Я, как рядовой запаса, в конце ноября 1986 года, повесткой из военкомата, был призван на учебные сборы сроком на 150 суток (мне было 28 лет, холост, бездетный). В то время я работал мастером на Рязанском заводе автоагрегатов Производственного объединения ЗиЛ.
Привезли нас 2 декабря, поздно ночью в село Ораное, где дислоцировалась 26 бригада МВО, созданная на базе Кинешемской бригады химзащиты, в/ч 78708, командиром бригады в это время был подполковник Новохатский. Распределили по батальонам, я попал в 1-й батальон в/ч 18977.

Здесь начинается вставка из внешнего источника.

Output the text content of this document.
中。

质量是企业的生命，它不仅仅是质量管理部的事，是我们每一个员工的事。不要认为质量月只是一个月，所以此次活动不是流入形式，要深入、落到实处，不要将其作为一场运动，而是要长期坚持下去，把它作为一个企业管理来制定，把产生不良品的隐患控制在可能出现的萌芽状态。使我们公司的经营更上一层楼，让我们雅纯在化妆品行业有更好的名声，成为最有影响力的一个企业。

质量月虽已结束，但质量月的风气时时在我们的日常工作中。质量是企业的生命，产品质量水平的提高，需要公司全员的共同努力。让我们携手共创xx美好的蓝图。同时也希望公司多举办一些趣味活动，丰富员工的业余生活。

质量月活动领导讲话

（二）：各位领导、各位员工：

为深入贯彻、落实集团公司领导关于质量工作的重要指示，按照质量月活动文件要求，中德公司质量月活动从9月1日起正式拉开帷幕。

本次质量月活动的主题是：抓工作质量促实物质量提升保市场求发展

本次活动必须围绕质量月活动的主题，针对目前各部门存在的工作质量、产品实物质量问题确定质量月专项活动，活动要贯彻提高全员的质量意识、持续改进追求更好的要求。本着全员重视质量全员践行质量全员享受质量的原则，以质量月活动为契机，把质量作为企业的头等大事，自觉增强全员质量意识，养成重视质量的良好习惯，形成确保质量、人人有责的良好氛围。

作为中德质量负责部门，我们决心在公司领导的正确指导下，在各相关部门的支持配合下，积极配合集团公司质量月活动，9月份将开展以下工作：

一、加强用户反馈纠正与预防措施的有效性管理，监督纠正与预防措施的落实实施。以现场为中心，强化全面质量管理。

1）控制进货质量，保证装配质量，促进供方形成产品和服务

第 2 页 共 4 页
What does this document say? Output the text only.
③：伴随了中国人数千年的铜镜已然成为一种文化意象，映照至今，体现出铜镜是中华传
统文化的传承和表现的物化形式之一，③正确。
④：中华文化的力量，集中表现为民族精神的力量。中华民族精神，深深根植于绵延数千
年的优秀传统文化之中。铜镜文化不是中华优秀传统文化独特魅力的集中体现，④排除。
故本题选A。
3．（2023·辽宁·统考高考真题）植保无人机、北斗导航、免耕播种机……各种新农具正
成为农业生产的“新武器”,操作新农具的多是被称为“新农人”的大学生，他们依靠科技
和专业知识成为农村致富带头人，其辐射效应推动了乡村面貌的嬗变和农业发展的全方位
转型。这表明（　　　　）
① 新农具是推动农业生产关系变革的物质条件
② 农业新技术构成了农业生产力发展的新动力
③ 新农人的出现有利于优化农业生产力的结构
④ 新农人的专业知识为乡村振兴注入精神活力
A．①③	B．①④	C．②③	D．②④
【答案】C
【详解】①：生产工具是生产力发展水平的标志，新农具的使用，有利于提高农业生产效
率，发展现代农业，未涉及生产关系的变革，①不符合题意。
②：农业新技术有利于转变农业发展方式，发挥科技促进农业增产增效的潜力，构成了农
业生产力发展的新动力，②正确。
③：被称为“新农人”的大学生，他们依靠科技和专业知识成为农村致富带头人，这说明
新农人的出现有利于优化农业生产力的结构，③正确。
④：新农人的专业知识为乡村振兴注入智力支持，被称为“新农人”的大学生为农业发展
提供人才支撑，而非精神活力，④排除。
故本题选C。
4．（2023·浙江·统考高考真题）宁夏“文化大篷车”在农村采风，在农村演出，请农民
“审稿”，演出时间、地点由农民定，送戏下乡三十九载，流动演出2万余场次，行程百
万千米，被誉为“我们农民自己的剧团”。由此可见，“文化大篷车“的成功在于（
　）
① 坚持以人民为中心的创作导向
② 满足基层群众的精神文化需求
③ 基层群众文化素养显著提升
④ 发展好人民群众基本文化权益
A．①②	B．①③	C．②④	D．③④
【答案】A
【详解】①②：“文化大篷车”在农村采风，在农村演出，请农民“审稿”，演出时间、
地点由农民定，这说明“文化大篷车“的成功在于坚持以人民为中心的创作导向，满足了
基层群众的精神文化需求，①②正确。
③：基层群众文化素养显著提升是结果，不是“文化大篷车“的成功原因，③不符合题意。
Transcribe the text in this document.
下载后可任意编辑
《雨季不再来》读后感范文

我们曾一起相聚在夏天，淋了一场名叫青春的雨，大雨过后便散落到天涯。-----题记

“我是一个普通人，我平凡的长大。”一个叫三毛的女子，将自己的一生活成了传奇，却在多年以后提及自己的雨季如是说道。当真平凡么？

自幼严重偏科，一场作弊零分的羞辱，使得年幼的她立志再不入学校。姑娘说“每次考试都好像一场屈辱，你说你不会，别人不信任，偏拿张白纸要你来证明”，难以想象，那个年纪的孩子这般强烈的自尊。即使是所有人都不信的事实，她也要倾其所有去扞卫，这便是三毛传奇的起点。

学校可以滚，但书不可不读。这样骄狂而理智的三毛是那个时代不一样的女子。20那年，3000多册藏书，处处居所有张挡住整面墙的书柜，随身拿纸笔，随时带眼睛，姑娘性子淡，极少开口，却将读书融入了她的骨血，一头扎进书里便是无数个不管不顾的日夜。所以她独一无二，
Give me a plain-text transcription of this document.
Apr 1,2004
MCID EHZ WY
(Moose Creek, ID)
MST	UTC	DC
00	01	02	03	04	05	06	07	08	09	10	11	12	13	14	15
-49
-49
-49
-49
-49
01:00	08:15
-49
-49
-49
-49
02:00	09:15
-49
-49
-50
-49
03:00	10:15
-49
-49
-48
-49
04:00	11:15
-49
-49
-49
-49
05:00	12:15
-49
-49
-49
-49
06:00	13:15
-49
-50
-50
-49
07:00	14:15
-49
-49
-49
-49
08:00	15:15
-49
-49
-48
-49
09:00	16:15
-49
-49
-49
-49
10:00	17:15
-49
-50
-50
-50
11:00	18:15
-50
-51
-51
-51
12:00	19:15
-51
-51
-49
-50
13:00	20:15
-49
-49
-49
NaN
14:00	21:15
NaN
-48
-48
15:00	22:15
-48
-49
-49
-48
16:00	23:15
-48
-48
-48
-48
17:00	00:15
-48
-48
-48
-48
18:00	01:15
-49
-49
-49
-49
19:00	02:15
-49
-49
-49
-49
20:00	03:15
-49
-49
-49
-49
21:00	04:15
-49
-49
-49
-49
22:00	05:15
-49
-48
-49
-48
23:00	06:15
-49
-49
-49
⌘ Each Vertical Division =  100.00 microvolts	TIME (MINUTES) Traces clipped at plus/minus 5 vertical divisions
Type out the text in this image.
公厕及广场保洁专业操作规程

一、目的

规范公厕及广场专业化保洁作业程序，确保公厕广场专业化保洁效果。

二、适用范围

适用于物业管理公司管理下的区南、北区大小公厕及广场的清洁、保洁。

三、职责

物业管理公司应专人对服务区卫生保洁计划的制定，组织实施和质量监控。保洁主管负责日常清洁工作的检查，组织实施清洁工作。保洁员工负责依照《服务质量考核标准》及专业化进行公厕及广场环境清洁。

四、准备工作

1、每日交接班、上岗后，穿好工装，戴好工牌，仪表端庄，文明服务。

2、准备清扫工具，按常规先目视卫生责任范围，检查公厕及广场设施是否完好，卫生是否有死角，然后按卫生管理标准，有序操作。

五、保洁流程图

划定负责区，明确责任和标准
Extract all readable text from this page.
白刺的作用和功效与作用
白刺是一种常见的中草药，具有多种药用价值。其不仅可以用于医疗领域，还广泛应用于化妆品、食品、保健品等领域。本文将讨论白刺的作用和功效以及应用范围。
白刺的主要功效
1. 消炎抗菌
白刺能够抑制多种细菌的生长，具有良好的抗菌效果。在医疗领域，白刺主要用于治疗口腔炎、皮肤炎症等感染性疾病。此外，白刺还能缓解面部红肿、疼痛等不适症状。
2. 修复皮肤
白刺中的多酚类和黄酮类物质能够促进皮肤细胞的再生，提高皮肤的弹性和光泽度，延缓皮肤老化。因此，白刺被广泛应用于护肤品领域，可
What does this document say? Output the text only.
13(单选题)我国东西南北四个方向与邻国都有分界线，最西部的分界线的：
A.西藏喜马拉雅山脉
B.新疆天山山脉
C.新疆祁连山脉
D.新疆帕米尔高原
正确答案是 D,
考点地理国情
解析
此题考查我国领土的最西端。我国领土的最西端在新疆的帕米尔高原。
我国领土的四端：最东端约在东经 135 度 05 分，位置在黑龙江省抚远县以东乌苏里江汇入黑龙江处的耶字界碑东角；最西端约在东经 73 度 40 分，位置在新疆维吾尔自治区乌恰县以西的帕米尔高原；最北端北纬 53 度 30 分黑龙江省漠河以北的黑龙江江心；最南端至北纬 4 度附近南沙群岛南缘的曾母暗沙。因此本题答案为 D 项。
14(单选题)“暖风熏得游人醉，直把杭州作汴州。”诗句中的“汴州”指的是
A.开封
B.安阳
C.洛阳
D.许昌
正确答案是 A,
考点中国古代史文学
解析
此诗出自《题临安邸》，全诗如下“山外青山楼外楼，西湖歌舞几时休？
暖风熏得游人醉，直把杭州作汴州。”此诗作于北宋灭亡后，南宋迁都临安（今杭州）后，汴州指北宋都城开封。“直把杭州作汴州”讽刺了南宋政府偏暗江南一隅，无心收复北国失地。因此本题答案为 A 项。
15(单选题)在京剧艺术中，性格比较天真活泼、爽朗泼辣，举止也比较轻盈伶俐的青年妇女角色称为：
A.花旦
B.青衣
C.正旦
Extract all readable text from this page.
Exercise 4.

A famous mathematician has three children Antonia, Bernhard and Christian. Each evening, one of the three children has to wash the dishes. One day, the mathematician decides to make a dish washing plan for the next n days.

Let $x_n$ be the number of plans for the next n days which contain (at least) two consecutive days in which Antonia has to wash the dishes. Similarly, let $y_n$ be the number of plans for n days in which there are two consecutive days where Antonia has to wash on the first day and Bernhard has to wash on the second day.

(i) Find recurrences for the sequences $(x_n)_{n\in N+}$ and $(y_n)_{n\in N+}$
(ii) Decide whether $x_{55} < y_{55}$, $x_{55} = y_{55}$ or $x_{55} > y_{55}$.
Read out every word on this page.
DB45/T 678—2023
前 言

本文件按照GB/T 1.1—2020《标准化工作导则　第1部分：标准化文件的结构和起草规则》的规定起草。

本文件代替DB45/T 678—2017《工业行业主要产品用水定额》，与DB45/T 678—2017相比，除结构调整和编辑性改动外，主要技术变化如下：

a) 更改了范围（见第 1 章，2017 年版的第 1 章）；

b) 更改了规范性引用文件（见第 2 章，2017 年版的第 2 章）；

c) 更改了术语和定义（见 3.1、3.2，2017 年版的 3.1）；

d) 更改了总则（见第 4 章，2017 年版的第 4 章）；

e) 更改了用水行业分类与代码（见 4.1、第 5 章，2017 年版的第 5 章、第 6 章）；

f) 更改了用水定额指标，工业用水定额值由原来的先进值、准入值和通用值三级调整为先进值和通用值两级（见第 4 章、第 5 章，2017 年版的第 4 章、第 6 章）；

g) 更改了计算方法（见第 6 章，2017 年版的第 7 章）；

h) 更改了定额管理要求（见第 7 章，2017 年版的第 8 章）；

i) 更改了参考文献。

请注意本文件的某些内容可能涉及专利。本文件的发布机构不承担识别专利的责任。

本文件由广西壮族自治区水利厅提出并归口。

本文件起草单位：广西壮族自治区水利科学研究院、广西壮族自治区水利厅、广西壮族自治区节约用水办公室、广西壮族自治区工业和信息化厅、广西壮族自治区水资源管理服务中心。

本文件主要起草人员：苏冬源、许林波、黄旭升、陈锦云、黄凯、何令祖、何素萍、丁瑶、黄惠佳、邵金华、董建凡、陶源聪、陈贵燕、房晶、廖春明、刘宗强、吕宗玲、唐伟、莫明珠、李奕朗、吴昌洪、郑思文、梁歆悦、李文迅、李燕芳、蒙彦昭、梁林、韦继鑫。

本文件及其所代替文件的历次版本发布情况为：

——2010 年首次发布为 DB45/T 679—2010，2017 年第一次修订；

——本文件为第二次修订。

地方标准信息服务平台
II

Десять дней мы с однополчанами, на станции, работали на дезактивации 5-го энергоблока. Он был почти достроен, рядом был уже готов нулевой цикл 6-го блока. Работа заключалась в удалении строительного мусора, отходов, всякого хлама, ручная погрузка радиоактивного грунта на самосвалы, который сгребали бульдозерами вокруг блока. Я туда проездил 10 дней с 5-го декабря. Погода стояла как поздней осенью, не плохая. За эти дни от радиоактивного йода стало очень першить в горле, сухой кашель очень мучил. Белые «лепестки» от теплого дыхания на холодном воздухе становились красными и, через них было трудно дышать. И к тому же, этих лепестков, на всех не хватало. Кто как мог их себе про запас доставали. Поэтому, иногда, работали вообще без лепестков. Так вот за эти дни у меня поднакопилось немногим более 4-х рентген. Сразу оговорюсь, что эта цифра намного занижена.
В это время стали проводить набор команды добровольцев по дозачистке крыши 3-го блока. Подчеркиваю – ДОБРОВОЛЬЦЕВ! Никто никого не принуждал! Хотя генерал Тараканов уже в сентябре 1986 года доложился и подписал бумаги, что крыша чистая. Это чистой воды ТУФТА! По прогнозам синоптиков со второй половины декабря ожидались сильные снегопады и, работы нужно было бы приостановить или они были бы из-за снега затруднительны.
За согласие обещали дембельнуть всех добровольцев с первой же партией увольняемых (что было и сделано). Я подумал и согласился.
16 декабря нас собрали в помещении под сводом 3-го блока, где была пробита дыра на крышу. В помещении стояли мониторы и, мы могли наблюдать, как ребята выходят на крышу и что они там делают. Была еще громкая связь. Нас одели, навесили свинцовые пластины, у меня еще был щиток из плексиглаза (я в то время носил очки от близорукости), провели инструктаж, разбили по парам и дали по три желтеньких, маленьких таблеточки. Зачем они и что это такое я не помню, а может, нам и не говорили. Работа заключалась в следующем: по команде надо было в дыру вылезть на крышу (каждую пару выводил прапорщик, дозу хапнул – не дай Бог каждому!), добежать до нужного места (там лежали лом и лопата), одному долбить, другому сгребать (мы заранее с напарником договорились, кто, чем будет работать) и, если хватит времени сбросить вниз. По громкой связи у нас был позывной «Мария» или «Машенька», уже не помню, почти четверть века прошло! Так вот когда прозвучит: «Мария отбой»! – надо было резко все бросить и бежать назад в дыру.
В этот день радиоактивный фон равнялся 1000 (тысяча) рентген в час и нам определили время нахождения на крыше – 1 (одну) минуту. Я «получил» 24 рентгена, но в наряд записали меньше, так как в сумме у меня получалось более 28 рентген, а это было не допустимо. Ни о каком ПОВТОРНОМ выходе на крышу и речи быть не могло! Нам уже потом в зону путь был заказан! Мы несли службу на территории части вплоть до увольнения.
Оклад у меня на заводе был 145 рублей, в среднем в день получалось где-то около 11 рублей. По справке за работу в зоне отчуждения за 11 дней я получил в 4-х кратном (за крышу так же один день в 4-х кратном) размере 440 рублей и плюс среднесдельная. Так что мнЕ ни на какую Индию не хватило. Как раз дело было накануне Нового 1987 года, я жил в заводском общежитии и мы с мужиками не нашли ничего лучшего, как эти деньги пропить. Что мы с удовольствием во времена Горбачевского «сухого закона» и сделали.